Children look at existing products and think about how they are made and how they work. They are then taught the skills they need to make their own products, including how to use the appropriate tools safely and accurately. After this they will have time to design and make their product, making sure it fits the specification they have been set and adapting as they go. Finally, their finished product is evaluated, enabling children to think about how it could be improved and compare their work to others.
The focus of a DT unit of work is usually topic based or linked to another area of learning, to ensure there is a meaningful context for the children.
Every year the children will have the opportunity to learn how to cook and consider nutrition and healthy eating habits. These dishes are savoury and, where possible, used locally sourced products.
HOW CHILDREN LEARN IN DT
Design threshold concepts:
- Master practical skills
This concept involves developing the skills needed to make high quality products (we have highlighted a range of skills but they may be added to or changed as appropriate for your school).
- Design, make, evaluate and improve
This concept involves developing the process of design thinking and seeing design as a process.

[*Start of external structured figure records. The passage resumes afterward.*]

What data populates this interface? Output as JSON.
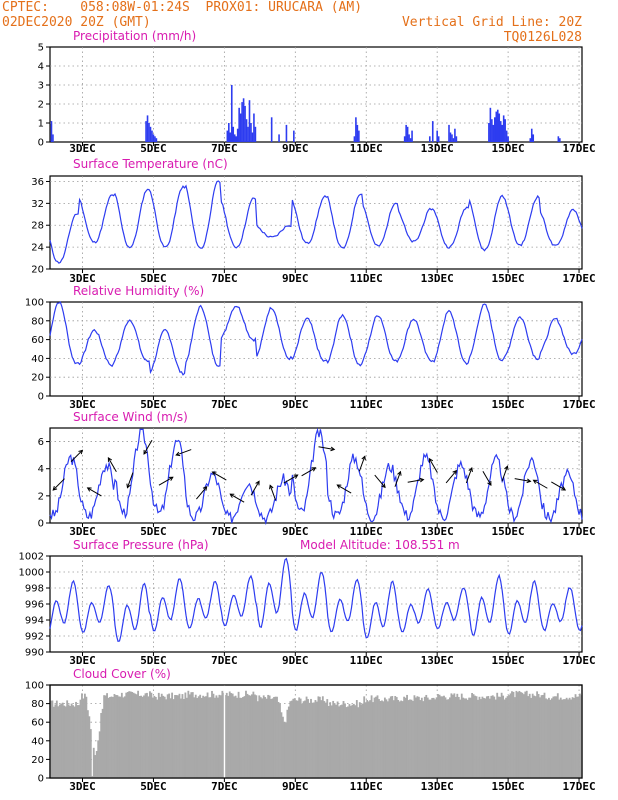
{
  "header": {
    "source": "CPTEC:",
    "location": "058:08W-01:24S  PROX01: URUCARA (AM)",
    "init_time": "02DEC2020 20Z (GMT)",
    "vertical_grid": "Vertical Grid Line: 20Z",
    "model_code": "TQ0126L028"
  },
  "colors": {
    "title": "#d81bb0",
    "header": "#e4701a",
    "series": "#2d3cf0",
    "bar": "#2d3cf0",
    "cloud": "#a9a9a9",
    "wind_arrow": "#000000"
  },
  "chart_data": [
    {
      "type": "bar",
      "title": "Precipitation (mm/h)",
      "ylim": [
        0,
        5
      ],
      "yticks": [
        "0",
        "1",
        "2",
        "3",
        "4",
        "5"
      ],
      "xticks": [
        "3DEC",
        "5DEC",
        "7DEC",
        "9DEC",
        "11DEC",
        "13DEC",
        "15DEC",
        "17DEC"
      ],
      "grid": true,
      "x_hours": [
        1,
        2,
        65,
        66,
        67,
        68,
        69,
        70,
        71,
        72,
        120,
        121,
        122,
        123,
        124,
        125,
        126,
        127,
        128,
        129,
        130,
        131,
        132,
        133,
        134,
        135,
        136,
        137,
        138,
        139,
        150,
        155,
        160,
        165,
        206,
        207,
        208,
        209,
        240,
        241,
        242,
        243,
        244,
        245,
        257,
        259,
        262,
        263,
        270,
        271,
        272,
        273,
        274,
        275,
        297,
        298,
        299,
        300,
        301,
        302,
        303,
        304,
        305,
        306,
        307,
        308,
        309,
        310,
        325,
        326,
        327,
        344,
        345
      ],
      "values": [
        1.1,
        0.4,
        1.1,
        1.4,
        1.0,
        0.8,
        0.6,
        0.4,
        0.3,
        0.2,
        0.6,
        1.0,
        0.5,
        3.0,
        0.8,
        0.4,
        0.3,
        0.7,
        1.8,
        1.5,
        2.1,
        2.3,
        1.9,
        1.2,
        0.8,
        2.2,
        1.0,
        0.5,
        1.5,
        0.8,
        1.3,
        0.4,
        0.9,
        0.6,
        0.3,
        1.3,
        0.9,
        0.6,
        0.3,
        0.9,
        0.8,
        0.4,
        0.2,
        0.6,
        0.3,
        1.1,
        0.6,
        0.3,
        0.9,
        0.5,
        0.4,
        0.2,
        0.7,
        0.3,
        1.0,
        1.8,
        1.2,
        0.9,
        1.3,
        1.6,
        1.7,
        1.5,
        1.1,
        0.9,
        1.4,
        1.2,
        0.6,
        0.3,
        0.2,
        0.7,
        0.4,
        0.3,
        0.2
      ]
    },
    {
      "type": "line",
      "title": "Surface Temperature (nC)",
      "ylim": [
        20,
        37
      ],
      "yticks": [
        "20",
        "24",
        "28",
        "32",
        "36"
      ],
      "xticks": [
        "3DEC",
        "5DEC",
        "7DEC",
        "9DEC",
        "11DEC",
        "13DEC",
        "15DEC",
        "17DEC"
      ],
      "grid": true,
      "daily_min": [
        21.2,
        24.9,
        24.0,
        24.0,
        23.8,
        24.0,
        25.8,
        24.7,
        23.8,
        24.2,
        25.0,
        24.0,
        23.5,
        24.4,
        24.2
      ],
      "daily_max": [
        30.1,
        33.5,
        34.6,
        35.0,
        36.1,
        33.0,
        28.0,
        33.2,
        33.8,
        32.2,
        31.0,
        31.3,
        33.4,
        33.2,
        30.9
      ]
    },
    {
      "type": "line",
      "title": "Relative Humidity (%)",
      "ylim": [
        0,
        100
      ],
      "yticks": [
        "0",
        "20",
        "40",
        "60",
        "80",
        "100"
      ],
      "xticks": [
        "3DEC",
        "5DEC",
        "7DEC",
        "9DEC",
        "11DEC",
        "13DEC",
        "15DEC",
        "17DEC"
      ],
      "grid": true,
      "daily_min": [
        35,
        33,
        37,
        24,
        33,
        60,
        40,
        37,
        33,
        37,
        38,
        35,
        38,
        40,
        45
      ],
      "daily_max": [
        100,
        70,
        81,
        70,
        95,
        96,
        94,
        82,
        86,
        86,
        82,
        90,
        97,
        84,
        82
      ]
    },
    {
      "type": "line",
      "title": "Surface Wind (m/s)",
      "ylim": [
        0,
        7
      ],
      "yticks": [
        "0",
        "2",
        "4",
        "6"
      ],
      "xticks": [
        "3DEC",
        "5DEC",
        "7DEC",
        "9DEC",
        "11DEC",
        "13DEC",
        "15DEC",
        "17DEC"
      ],
      "grid": true,
      "speed_peaks": [
        4.8,
        4.3,
        6.7,
        6.0,
        3.6,
        3.0,
        3.2,
        6.6,
        4.8,
        4.2,
        4.8,
        4.3,
        4.6,
        4.7,
        3.5
      ],
      "direction_arrows_deg": [
        225,
        45,
        300,
        330,
        200,
        210,
        60,
        250,
        40,
        300,
        300,
        30,
        340,
        60,
        60,
        100,
        300,
        20,
        140,
        20,
        80,
        330,
        40,
        20,
        150,
        20,
        100,
        300,
        120
      ]
    },
    {
      "type": "line",
      "title": "Surface Pressure (hPa)",
      "annotation": "Model Altitude: 108.551  m",
      "ylim": [
        990,
        1002
      ],
      "yticks": [
        "990",
        "992",
        "994",
        "996",
        "998",
        "1000",
        "1002"
      ],
      "xticks": [
        "3DEC",
        "5DEC",
        "7DEC",
        "9DEC",
        "11DEC",
        "13DEC",
        "15DEC",
        "17DEC"
      ],
      "grid": true,
      "daily_max": [
        999.0,
        998.5,
        998.7,
        999.4,
        999.0,
        999.6,
        1002.0,
        1000.2,
        999.2,
        999.0,
        998.0,
        998.2,
        999.7,
        999.0,
        998.2
      ],
      "daily_min": [
        991.6,
        991.8,
        990.6,
        992.0,
        992.4,
        992.6,
        992.2,
        992.0,
        991.8,
        991.0,
        992.0,
        992.4,
        991.4,
        991.6,
        992.2
      ]
    },
    {
      "type": "area",
      "title": "Cloud Cover (%)",
      "ylim": [
        0,
        100
      ],
      "yticks": [
        "0",
        "20",
        "40",
        "60",
        "80",
        "100"
      ],
      "xticks": [
        "3DEC",
        "5DEC",
        "7DEC",
        "9DEC",
        "11DEC",
        "13DEC",
        "15DEC",
        "17DEC"
      ],
      "grid": true,
      "daily_typical": [
        80,
        88,
        90,
        88,
        90,
        90,
        86,
        84,
        80,
        85,
        86,
        88,
        88,
        90,
        88
      ],
      "minimum_dip": {
        "time": "3DEC",
        "value": 2
      }
    }
  ]
}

- Take inspiration from design throughout history
This concept involves appreciating the design process that has influenced the products we use in everyday life.
Essential characteristics of Wateringbury designers:
Significant levels of originality and the willingness to take creative risks to produce innovative ideas and prototypes.
An excellent attitude to learning and independent working.
The ability to use time efficiently and work constructively and productively with others.
The ability to carry out thorough research, show initiative and ask questions to develop an exceptionally detailed knowledge of users’ needs.
The ability to act as responsible designers and makers, working ethically, using finite materials carefully and working safely.
A thorough knowledge of which tools, equipment and materials to use to make their products.
The ability to apply mathematical knowledge.
The ability to manage risks exceptionally well to manufacture products safely and hygienically.
A passion for the subject and knowledge of, up-to-date technological innovations in materials, products and systems.